Setting up port forwarding in VS Code is quite straightforward. You can follow these steps:
Open the Command Palette in VS Code by pressing
Ctrl+Shift+P(orCmd+Shift+Pon Mac).Type “Port”, select the “Forward a Port” option and click on the “Forward a Port” button.
Enter the port number you obtained from the
dask_client(e.g.,8806) and press Enter. It should automatically fill in the “Forwarded Address” field withlocalhost:<port_number>.
That’s it! After setting up the port forwarding, you can access the Dask Dashboard by opening your web browser and navigating to http://localhost:8806 (replace 8806 with the port number you were assigned to). You should now see the Dask Dashboard, which provides various visualizations and metrics about your Dask computations, such as task progress, memory usage, and worker status.
For more information on how to interpret the dashboard and use it effectively, you can refer to the Dask documentation on the dashboard.
In the following image, you can see an example of how the Dask Dashboard looks like while running a computation. To point out a few key features/observations:
On the left side, you have an overview of the “workers” that are executing your tasks and how much memory and CPU resources they are using. In this example, there are 2 workers and both of them are not fully utilized, which is a good sign. By looking at the “Bytes stored per worker”-panel and its x-axis, you can see that each worker is using only a fraction of its available 8 GB memory.

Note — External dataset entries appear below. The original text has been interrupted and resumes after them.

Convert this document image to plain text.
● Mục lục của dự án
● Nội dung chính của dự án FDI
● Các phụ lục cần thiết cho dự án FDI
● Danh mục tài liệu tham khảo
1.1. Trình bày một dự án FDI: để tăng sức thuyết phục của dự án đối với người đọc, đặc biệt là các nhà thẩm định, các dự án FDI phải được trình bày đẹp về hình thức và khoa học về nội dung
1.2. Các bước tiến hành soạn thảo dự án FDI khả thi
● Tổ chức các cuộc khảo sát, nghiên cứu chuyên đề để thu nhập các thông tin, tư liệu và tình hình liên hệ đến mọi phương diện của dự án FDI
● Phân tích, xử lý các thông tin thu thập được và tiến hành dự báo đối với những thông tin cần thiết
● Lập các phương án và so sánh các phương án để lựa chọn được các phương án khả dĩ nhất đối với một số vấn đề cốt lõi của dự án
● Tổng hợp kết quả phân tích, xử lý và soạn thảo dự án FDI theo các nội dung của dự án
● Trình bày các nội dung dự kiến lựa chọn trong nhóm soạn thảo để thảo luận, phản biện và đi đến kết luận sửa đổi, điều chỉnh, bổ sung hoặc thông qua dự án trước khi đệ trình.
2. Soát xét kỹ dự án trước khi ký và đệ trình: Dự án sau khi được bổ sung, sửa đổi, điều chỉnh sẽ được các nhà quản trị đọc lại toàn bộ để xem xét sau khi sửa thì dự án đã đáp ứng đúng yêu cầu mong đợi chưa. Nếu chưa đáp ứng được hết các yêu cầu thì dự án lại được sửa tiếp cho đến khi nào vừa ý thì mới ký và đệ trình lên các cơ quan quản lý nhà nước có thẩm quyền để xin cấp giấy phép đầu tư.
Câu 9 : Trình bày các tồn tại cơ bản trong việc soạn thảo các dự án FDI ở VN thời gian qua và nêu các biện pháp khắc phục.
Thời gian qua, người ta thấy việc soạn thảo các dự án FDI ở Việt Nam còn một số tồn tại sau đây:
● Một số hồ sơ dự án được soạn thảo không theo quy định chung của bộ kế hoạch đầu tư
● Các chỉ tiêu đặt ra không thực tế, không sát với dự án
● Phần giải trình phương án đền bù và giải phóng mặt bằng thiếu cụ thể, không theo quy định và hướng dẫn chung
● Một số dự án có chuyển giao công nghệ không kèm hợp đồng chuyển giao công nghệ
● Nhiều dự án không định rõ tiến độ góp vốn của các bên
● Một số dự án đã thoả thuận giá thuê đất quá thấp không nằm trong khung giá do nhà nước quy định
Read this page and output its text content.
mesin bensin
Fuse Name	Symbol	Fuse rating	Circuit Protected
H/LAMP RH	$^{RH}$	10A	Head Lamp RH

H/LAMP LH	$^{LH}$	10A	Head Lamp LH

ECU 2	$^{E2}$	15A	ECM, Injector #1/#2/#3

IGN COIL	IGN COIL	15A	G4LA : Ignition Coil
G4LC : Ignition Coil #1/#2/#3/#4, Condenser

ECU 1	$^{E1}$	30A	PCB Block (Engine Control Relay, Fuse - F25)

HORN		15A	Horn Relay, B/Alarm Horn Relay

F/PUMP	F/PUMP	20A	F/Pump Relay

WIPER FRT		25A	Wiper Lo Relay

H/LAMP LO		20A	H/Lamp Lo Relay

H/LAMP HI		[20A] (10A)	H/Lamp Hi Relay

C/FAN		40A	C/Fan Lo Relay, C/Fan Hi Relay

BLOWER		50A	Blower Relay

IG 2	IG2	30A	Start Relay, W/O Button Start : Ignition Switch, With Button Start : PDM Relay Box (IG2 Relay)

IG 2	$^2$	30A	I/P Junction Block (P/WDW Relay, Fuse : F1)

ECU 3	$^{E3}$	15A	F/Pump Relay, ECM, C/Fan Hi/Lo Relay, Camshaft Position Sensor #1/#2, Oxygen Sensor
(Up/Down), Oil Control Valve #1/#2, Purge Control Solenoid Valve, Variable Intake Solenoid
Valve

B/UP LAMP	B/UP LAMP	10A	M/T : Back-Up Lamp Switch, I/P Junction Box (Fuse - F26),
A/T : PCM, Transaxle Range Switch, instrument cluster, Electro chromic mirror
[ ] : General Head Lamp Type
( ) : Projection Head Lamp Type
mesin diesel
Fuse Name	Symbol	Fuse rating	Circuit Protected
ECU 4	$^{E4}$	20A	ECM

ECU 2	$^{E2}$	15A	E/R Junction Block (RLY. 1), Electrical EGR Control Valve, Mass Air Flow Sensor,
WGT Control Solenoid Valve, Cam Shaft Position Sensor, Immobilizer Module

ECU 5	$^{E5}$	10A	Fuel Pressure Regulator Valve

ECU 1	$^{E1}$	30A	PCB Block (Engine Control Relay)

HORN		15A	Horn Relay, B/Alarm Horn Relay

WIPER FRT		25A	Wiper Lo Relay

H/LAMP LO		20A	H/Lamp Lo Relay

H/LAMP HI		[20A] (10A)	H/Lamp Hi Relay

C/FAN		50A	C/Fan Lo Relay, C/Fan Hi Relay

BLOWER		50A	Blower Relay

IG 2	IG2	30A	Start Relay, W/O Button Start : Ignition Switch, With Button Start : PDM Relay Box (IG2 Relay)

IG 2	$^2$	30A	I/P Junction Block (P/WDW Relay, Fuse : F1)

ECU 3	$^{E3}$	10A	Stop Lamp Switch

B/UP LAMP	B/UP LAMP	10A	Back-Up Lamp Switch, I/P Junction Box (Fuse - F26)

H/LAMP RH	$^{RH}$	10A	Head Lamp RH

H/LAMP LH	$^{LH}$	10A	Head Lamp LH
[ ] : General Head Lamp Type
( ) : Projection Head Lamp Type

IMPORTANT: If you don’t see any bars in this panel, it means that you don’t have any active workers! This could be due to the workers not being started properly in the first place or all of them having died without any new workers taking their place. In such cases, you should restart your notebook kernel (“Restart”-button in the top panel of your notebook) and re-run the cells that set up the Dask client and of the computations you want to execute. Otherwise you might end up running your computations on the Login-nodes of the HPC cluster, which is not allowed!
In the center, you have a “task stream” panel that shows the progress of your tasks over time. Each worker can utilize multiple threads (CPU cores) to execute tasks concurrently. In this example, each worker has 8 threads so in total we can see 16 horizontal lanes representing the threads of both workers. The colored bars represent the tasks being executed, and you can see that tasks are being processed in parallel across all available threads with minimal idle time (white spaces between the bars)… again, a good sign for efficient resource usage!
Below the task stream, you have a “progress” panel that shows the overall progress of your computation split into multiple subtasks. While the tasks are being executed, you can see the progress bars filling up, indicating how much of each task has been completed. In this example the progress bars are filling up smoothly, which corresponds to the efficient execution of tasks shown in the task stream above. If you notice that tasks are taking a long time to complete or if there are significant delays between tasks, it may indicate that your computation is not optimized and could benefit from further tuning or adjustments (e.g., changing chunk sizes, optimizing algorithms, etc.).